なお、本実施形態における空孔は、多孔質粒子中に含まれていればよく、空孔全体が多孔質粒子中に存在してもよいし、空孔が多孔質粒子の表面側に存在し空孔の一部が欠けた状態で存在してもよい。また、空孔の形状は特に限定されず、球状、楕円体状等いずれでもよく、また例えば球状の空孔が複数個結合したような形状であってもよい。
【0021】
さらに、多孔質粒子を構成するLaB6一次粒子に関しては、粒子径が10nm未満では粒子の製造が困難であり、10μmを超えると、多孔質粒子における比表面積が0.4m2/g未満になってしまう。LaB6一次粒子の粒子径は100nm以上10μm以下であることが好ましく、100nm以上5μm以下であることがより好ましい。なお、本実施形態における「粒子径が10nm以上10μm以下」とは、対象となる粒子全体の95個数%以上がこの範囲内に含まれることを意味する。
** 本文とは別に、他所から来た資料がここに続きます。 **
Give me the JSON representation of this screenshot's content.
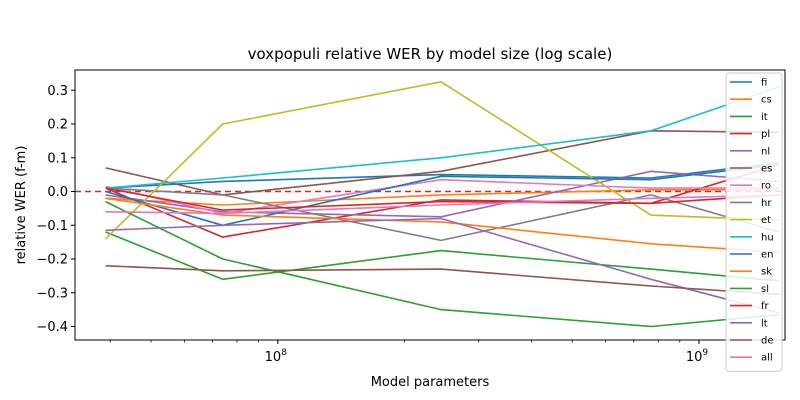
{
  "chart_data": {
    "type": "line",
    "title": "voxpopuli relative WER by model size (log scale)",
    "xlabel": "Model parameters",
    "ylabel": "relative WER (f-m)",
    "xscale": "log",
    "xlim": [
      33000000,
      1600000000
    ],
    "ylim": [
      -0.44,
      0.36
    ],
    "yticks": [
      -0.4,
      -0.3,
      -0.2,
      -0.1,
      0.0,
      0.1,
      0.2,
      0.3
    ],
    "ytick_labels": [
      "−0.4",
      "−0.3",
      "−0.2",
      "−0.1",
      "0.0",
      "0.1",
      "0.2",
      "0.3"
    ],
    "xticks": [
      {
        "value": 100000000,
        "base": "10",
        "exp": "8"
      },
      {
        "value": 1000000000,
        "base": "10",
        "exp": "9"
      }
    ],
    "reference_line": {
      "y": 0,
      "color": "#d62728",
      "style": "dashed"
    },
    "legend_position": "top-right",
    "x": [
      39000000,
      74000000,
      244000000,
      769000000,
      1550000000
    ],
    "series": [
      {
        "name": "fi",
        "color": "#1f77b4",
        "values": [
          0.01,
          0.03,
          0.05,
          0.04,
          0.085
        ]
      },
      {
        "name": "cs",
        "color": "#ff7f0e",
        "values": [
          -0.02,
          -0.04,
          -0.01,
          0.005,
          0.005
        ]
      },
      {
        "name": "it",
        "color": "#2ca02c",
        "values": [
          -0.12,
          -0.26,
          -0.175,
          -0.23,
          -0.265
        ]
      },
      {
        "name": "pl",
        "color": "#d62728",
        "values": [
          0.01,
          -0.135,
          -0.025,
          -0.035,
          0.08
        ]
      },
      {
        "name": "nl",
        "color": "#9467bd",
        "values": [
          -0.01,
          -0.06,
          -0.075,
          0.06,
          0.03
        ]
      },
      {
        "name": "es",
        "color": "#8c564b",
        "values": [
          0.07,
          -0.01,
          0.06,
          0.18,
          0.175
        ]
      },
      {
        "name": "ro",
        "color": "#e377c2",
        "values": [
          0.015,
          -0.065,
          0.035,
          0.01,
          0.01
        ]
      },
      {
        "name": "hr",
        "color": "#7f7f7f",
        "values": [
          0.01,
          -0.01,
          -0.145,
          -0.01,
          -0.12
        ]
      },
      {
        "name": "et",
        "color": "#bcbd22",
        "values": [
          -0.14,
          0.2,
          0.325,
          -0.07,
          -0.085
        ]
      },
      {
        "name": "hu",
        "color": "#17becf",
        "values": [
          0.01,
          0.04,
          0.1,
          0.18,
          0.31
        ]
      },
      {
        "name": "en",
        "color": "#1f77b4",
        "values": [
          0.0,
          -0.1,
          0.045,
          0.035,
          0.08
        ]
      },
      {
        "name": "sk",
        "color": "#ff7f0e",
        "values": [
          -0.02,
          -0.07,
          -0.09,
          -0.155,
          -0.18
        ]
      },
      {
        "name": "sl",
        "color": "#2ca02c",
        "values": [
          -0.03,
          -0.2,
          -0.35,
          -0.4,
          -0.365
        ]
      },
      {
        "name": "fr",
        "color": "#d62728",
        "values": [
          0.01,
          -0.055,
          -0.03,
          -0.035,
          -0.01
        ]
      },
      {
        "name": "lt",
        "color": "#9467bd",
        "values": [
          -0.115,
          -0.1,
          -0.08,
          -0.26,
          -0.36
        ]
      },
      {
        "name": "de",
        "color": "#8c564b",
        "values": [
          -0.22,
          -0.235,
          -0.23,
          -0.28,
          -0.305
        ]
      },
      {
        "name": "all",
        "color": "#e377c2",
        "values": [
          -0.06,
          -0.065,
          -0.04,
          -0.02,
          -0.01
        ]
      }
    ]
  }
}
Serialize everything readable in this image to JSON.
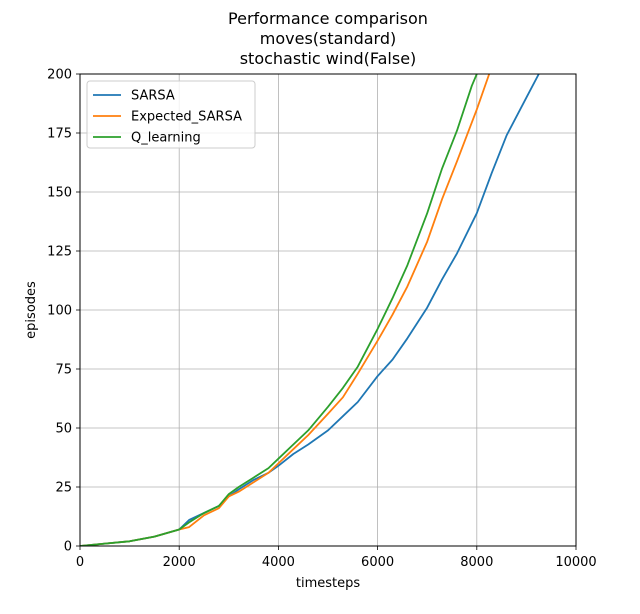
{
  "chart_data": {
    "type": "line",
    "title": [
      "Performance comparison",
      "moves(standard)",
      "stochastic wind(False)"
    ],
    "xlabel": "timesteps",
    "ylabel": "episodes",
    "xlim": [
      0,
      10000
    ],
    "ylim": [
      0,
      200
    ],
    "xticks": [
      0,
      2000,
      4000,
      6000,
      8000,
      10000
    ],
    "yticks": [
      0,
      25,
      50,
      75,
      100,
      125,
      150,
      175,
      200
    ],
    "grid": true,
    "legend_position": "top-left",
    "series": [
      {
        "name": "SARSA",
        "color": "#1f77b4",
        "x": [
          0,
          500,
          1000,
          1500,
          2000,
          2200,
          2500,
          2800,
          3000,
          3200,
          3500,
          3800,
          4000,
          4300,
          4600,
          5000,
          5300,
          5600,
          6000,
          6300,
          6600,
          7000,
          7300,
          7600,
          8000,
          8300,
          8600,
          9000,
          9250
        ],
        "y": [
          0,
          1,
          2,
          4,
          7,
          11,
          14,
          17,
          21,
          24,
          28,
          31,
          34,
          39,
          43,
          49,
          55,
          61,
          72,
          79,
          88,
          101,
          113,
          124,
          141,
          158,
          174,
          190,
          200
        ]
      },
      {
        "name": "Expected_SARSA",
        "color": "#ff7f0e",
        "x": [
          0,
          500,
          1000,
          1500,
          2000,
          2200,
          2500,
          2800,
          3000,
          3200,
          3500,
          3800,
          4000,
          4300,
          4600,
          5000,
          5300,
          5600,
          6000,
          6300,
          6600,
          7000,
          7300,
          7600,
          8000,
          8250
        ],
        "y": [
          0,
          1,
          2,
          4,
          7,
          8,
          13,
          16,
          21,
          23,
          27,
          31,
          35,
          41,
          47,
          56,
          63,
          73,
          87,
          98,
          110,
          129,
          147,
          163,
          185,
          200
        ]
      },
      {
        "name": "Q_learning",
        "color": "#2ca02c",
        "x": [
          0,
          500,
          1000,
          1500,
          2000,
          2200,
          2500,
          2800,
          3000,
          3200,
          3500,
          3800,
          4000,
          4300,
          4600,
          5000,
          5300,
          5600,
          6000,
          6300,
          6600,
          7000,
          7300,
          7600,
          7900,
          8000
        ],
        "y": [
          0,
          1,
          2,
          4,
          7,
          10,
          14,
          17,
          22,
          25,
          29,
          33,
          37,
          43,
          49,
          59,
          67,
          76,
          92,
          105,
          119,
          141,
          160,
          176,
          195,
          200
        ]
      }
    ]
  }
}
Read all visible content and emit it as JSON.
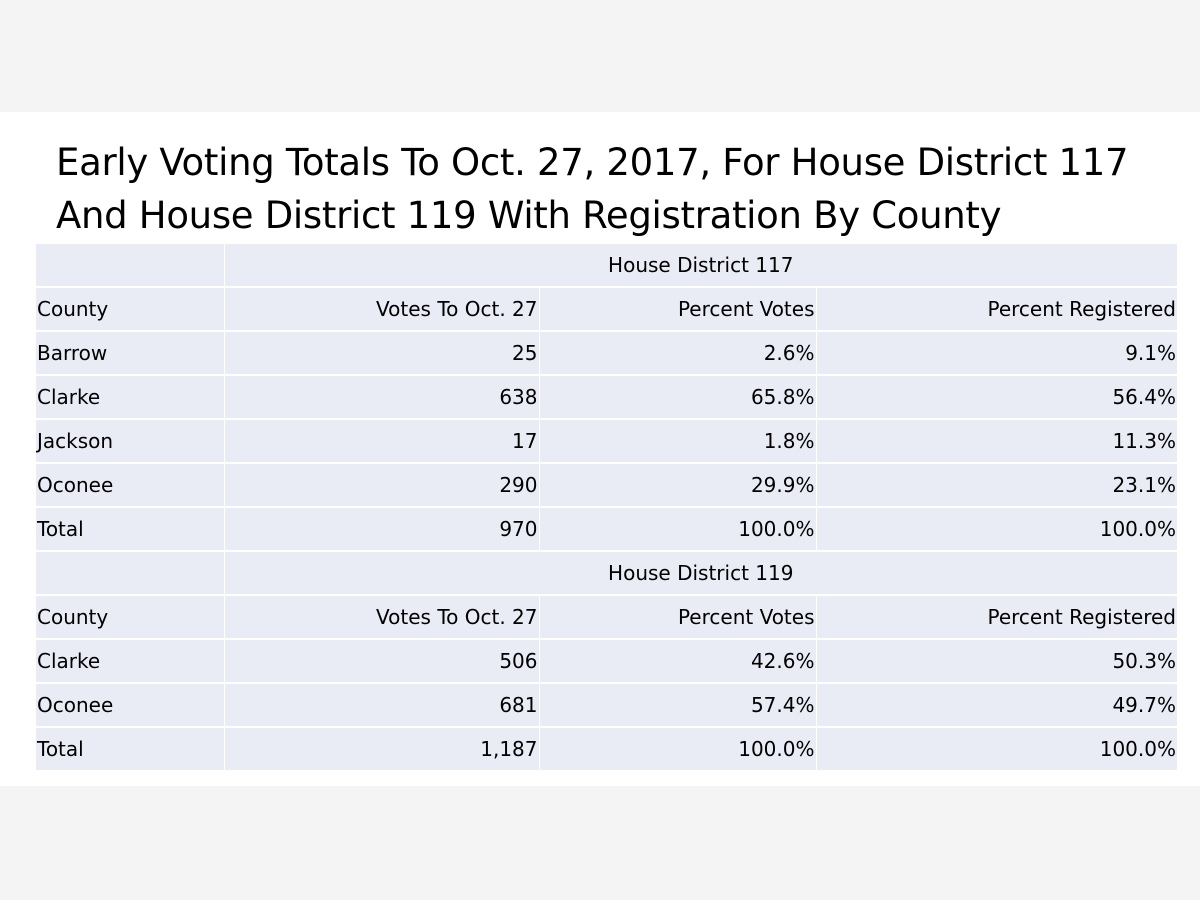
{
  "title": {
    "line1": "Early Voting Totals To Oct. 27, 2017, For House District 117",
    "line2": "And House District 119 With Registration By County"
  },
  "columns": {
    "county": "County",
    "votes": "Votes To Oct. 27",
    "percent_votes": "Percent Votes",
    "percent_registered": "Percent Registered"
  },
  "district_117": {
    "label": "House District 117",
    "rows": [
      {
        "county": "Barrow",
        "votes": "25",
        "percent_votes": "2.6%",
        "percent_registered": "9.1%"
      },
      {
        "county": "Clarke",
        "votes": "638",
        "percent_votes": "65.8%",
        "percent_registered": "56.4%"
      },
      {
        "county": "Jackson",
        "votes": "17",
        "percent_votes": "1.8%",
        "percent_registered": "11.3%"
      },
      {
        "county": "Oconee",
        "votes": "290",
        "percent_votes": "29.9%",
        "percent_registered": "23.1%"
      },
      {
        "county": "Total",
        "votes": "970",
        "percent_votes": "100.0%",
        "percent_registered": "100.0%"
      }
    ]
  },
  "district_119": {
    "label": "House District 119",
    "rows": [
      {
        "county": "Clarke",
        "votes": "506",
        "percent_votes": "42.6%",
        "percent_registered": "50.3%"
      },
      {
        "county": "Oconee",
        "votes": "681",
        "percent_votes": "57.4%",
        "percent_registered": "49.7%"
      },
      {
        "county": "Total",
        "votes": "1,187",
        "percent_votes": "100.0%",
        "percent_registered": "100.0%"
      }
    ]
  }
}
「粒子径」という場合には以下同様である。
【0022】
また、二次電池の負極材料としてLaB6多孔質粒子を使用する場合は、多孔質粒子の粒子径は、1μm以上100μm以下であることが好ましい。正極の充放電容量とその膜厚、及び負極活物質の容量によって負極の膜厚が決定されるため、LaB6多孔質粒子の粒径は負極の膜厚以下にする必要がある。一般的な正極材料とその膜厚から、LaB6多孔質粒子の粒子径は最大でも100μm以下にすることが好ましい。また、粒子径が1μm未満では、塗膜にした時の塗工性が悪くなってしまう場合がある。
【0023】
また、本実施形態の多孔質粒子を構成するLaB6一次粒子は、仕事関数が小さいことが求められる。すなわち、本実施形態の六ホウ化ランタン多孔質粒子は、多孔質粒子であるので電極に流れる実効電流密度を低減させることができ、かつ仕事関数の小さい高純度な六ホウ化ランタンであれば、イオンの吸着効率を上げることができ、負極に発生するデンドライトを抑制することができる。
例えば、ニッケル亜鉛二次電池の負極材料に使用されている亜鉛の仕事関数は3.1eVであり、LaB6の仕事関数2.3eVよりも大きい。従って、LaB6を負極材料に用いることで、負極充電反応中の亜鉛イオンは仕事関数が小さいLaB6に選択的に吸着され、その結果デンドライトの形成を抑制できる。
本実施形態におけるLaB6一次粒子の仕事関数は3eV以下であることが好ましい。
【0024】
さらに、負極活物質に適用する材料は、上記仕事関数が小さいだけではなく、化学的に安定である必要がある。これは、負極活物質は二次電池の中で電解液と反応して劣化するのを避けるためである。このため、負極活物質に適用する材料は高純度であることが求められる。市販粉末には、不純物としてランタン酸化物、ホウ素酸化物、ランタン−ホウ素複合酸化物が、酸素換算で1.5質量%以上、ランタン炭化物、ホウ素炭化物が炭素換算で0.2質量%以上含まれている。これらの不純物はLaB6合成用の原料粉末由来の物であり、顆粒形成後の熱処理ではすべて除去することはできないため、市販のLaB6粉末を用いて顆粒を作製すると、原料粉末中の不純物がそのままLaB6多孔質粒子に残存してしまう。なおここで、前記LaB6顆粒とは、後述するように最終的な熱処理を行う前の造粒された前記LaB6粒子の凝集粒子をいう。
【0025】
また、このような不純物は仕事関数が大きいため、不純物が含まれるLaB6多孔質粒子を二次電池の負極材料に適用すると電解液中の金属イオン吸着量が低減され、その結果、デンドライト形成の抑制効果が小さくなってしまう。すなわち、デンドライト形成を抑制するためにも、LaB6多孔質粒子中の不純物が少ないことが必要である。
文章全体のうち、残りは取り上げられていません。